Compliance außer Kraft

Aufstrebende Volkswirtschaften zeigen sich besonders anfällig für unsaubere Geschäfte. In Afrika sehen sich die Hälfte der befragten Unternehmen mit Wirtschaftskriminalität konfrontiert, in Südafrika liegt der Wert mit 69 % weltweit am höchsten. Stark gestiegen sind Wirtschaftsdelikte mit 63 % auch in der Ukraine (2011: 36 %) und Russland (60 % vs. 37 %). In den acht wichtigsten Wachstumsmärkten – Brasilien, Russland, Indien, China, Südafrika, Türkei, Mexiko und Indonesien – sind 40 % der Unternehmen betroffen.

Compliance-Programme sind bei größeren Unternehmen inzwischen Standard. Im angelsächsischen Raum drohen Betrieben ohne entsprechende Kontroll- und Präventionsprogramme sogar empfindliche Strafen. Ob diese Richtlinien in den Niederlassungen besonders inkriminierter Länder tatsächlich immer eingehalten werden, bleibt fraglich. Das Unrechtsbewusstsein für Freunderlwirtschaft ist teilweise noch recht gering ausgeprägt – und der wirtschaftliche Erfolg fordert seinen Preis: ohne Geld keine Aufträge.

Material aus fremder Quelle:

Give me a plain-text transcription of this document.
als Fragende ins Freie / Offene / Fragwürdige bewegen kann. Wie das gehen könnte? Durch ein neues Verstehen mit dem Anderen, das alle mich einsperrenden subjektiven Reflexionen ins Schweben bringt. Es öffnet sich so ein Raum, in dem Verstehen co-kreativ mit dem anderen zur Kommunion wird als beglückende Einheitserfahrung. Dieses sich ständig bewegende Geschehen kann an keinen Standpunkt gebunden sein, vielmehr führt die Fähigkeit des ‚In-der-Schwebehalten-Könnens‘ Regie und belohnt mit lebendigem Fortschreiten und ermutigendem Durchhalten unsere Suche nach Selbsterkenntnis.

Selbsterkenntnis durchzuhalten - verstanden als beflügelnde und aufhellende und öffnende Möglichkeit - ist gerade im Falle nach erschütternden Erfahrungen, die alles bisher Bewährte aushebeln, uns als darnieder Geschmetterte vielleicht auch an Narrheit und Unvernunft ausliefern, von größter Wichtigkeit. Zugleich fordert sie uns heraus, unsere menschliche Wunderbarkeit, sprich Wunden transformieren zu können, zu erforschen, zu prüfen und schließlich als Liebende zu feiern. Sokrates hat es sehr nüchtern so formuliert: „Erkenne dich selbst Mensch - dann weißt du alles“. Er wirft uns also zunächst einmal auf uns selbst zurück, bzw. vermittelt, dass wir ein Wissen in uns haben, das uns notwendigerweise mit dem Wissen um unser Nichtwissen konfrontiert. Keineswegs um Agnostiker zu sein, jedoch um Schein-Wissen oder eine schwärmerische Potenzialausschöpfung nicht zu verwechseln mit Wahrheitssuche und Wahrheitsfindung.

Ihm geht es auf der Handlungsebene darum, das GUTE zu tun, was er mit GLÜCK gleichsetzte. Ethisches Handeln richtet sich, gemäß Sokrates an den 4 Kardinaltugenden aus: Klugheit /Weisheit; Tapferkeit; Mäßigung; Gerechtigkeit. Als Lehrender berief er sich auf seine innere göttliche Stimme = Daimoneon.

Je höher ein Täter in der Unternehmenshierarchie angesiedelt ist, desto schwerer ist sein kriminelles Tun aufzudecken. Kontrollmechanismen versagen, wenn der Finanzvorstand selbst die eigens frisierten Bilanzen absegnet oder das Vier-Augen-Prinzip nur auf dem Papier existiert. Compliance-Maßnahmen sollten immer mit einer Veränderung der Unternehmenskultur einhergehen und die gesamte Belegschaft einbinden, meint PwC-Partner Salvenmoser: »Vom Top-Management bis zur Hilfskraft muss klar sein, dass die Einhaltung der Regeln im Zweifel Vorrang vor dem erfolgreichen Abschluss hat.«

Den eigenen Mitarbeitern wird oftmals nicht zugetraut, dass sie in die eigene Tasche wirtschaften. Das Bild der Bedrohung von außen scheint vielen noch immer plausibler. Was Sicherheitsexperten in jahrelanger Aufklärungsarbeit erst langsam gelingt, schaffte Edward Snowden innerhalb weniger Wochen: Seine Enthüllungen trugen maßgeblich zu höherer Sensibilisierung in Bezug auf Wirtschafts- und Industriespionage bei. Dieser Bereich macht zwar nur einen geringen Teil aller Wirtschaftsdelikte aus, trotzdem schätzte laut PwC im September 2013 jeder vierte Betrieb das Risiko höher ein als vor dem Auffliegen der NSA-Affäre. Jedes dritte Unternehmen plant nun, die Sicherheit der IT- und Kommunikationssysteme zu überprüfen. 15 % erwägen eine Umstellung auf europäische IT-Dienstleister, um ihre Daten vor dem Zugriff US-amerikanischer Geheimdienste zu schützen. Diese Präventionsmaßnahmen sind durchaus löblich, ändern aber nichts an dem Faktum: Der Täter ist meist ein Kollege.


Info

Whistleblower-Hotline

Seit einem Jahr können über eine Online-Plattform des Justizministeriums (www.justiz.gv.at) Verdachtsfälle von Wirtschaftskriminalität anonym gemeldet werden. Die Bilanz des neuen »Hinweisgebersystems« ist durchaus positiv. Bis Februar 2014 gingen etwas mehr als 1.400 Hinweise ein. In 37 % der Fälle bestätigte sich der Anfangsverdacht. Bei 5 % davon war die Korruptionsstaatsanwaltschaft selbst zuständig, bei den restlichen 32 % leitete die örtlich zuständige Staatsanwaltschaft ein Verfahren ein. Ein weiteres Fünftel der Fälle wurde an die Finanzbehörden überwiesen. In etwa 29 % der Anzeigen erhärtete sich der Anfangsverdacht nicht ausreichend, um eine strafbare Handlung nachweisen zu können. Völlig haltlos waren aber nur rund 6 % der Eingaben. Obwohl die Anonymität durch die spezielle Software gewahrt bleibt, können die Ermittler über einen digitalen »Postkasten« mit den Informanten in Kontakt treten. In etwa 1.000 Fällen erklärten sich die Hinweisgeber dazu bereit. Zunächst ist ein Probebetrieb für zwei Jahre angedacht. Die Justiz erhofft sich die verstärkte Aufdeckung von Korruption, Sozialbetrug, Finanz- und Kapitalmarktdelikten sowie Geldwäsche. Rechtsexperten kritisierten jedoch mangelhaften Schutz der Hinweisgeber. Transparency International wies auf die fehlende Genehmigung der Datenschutzkommission hin.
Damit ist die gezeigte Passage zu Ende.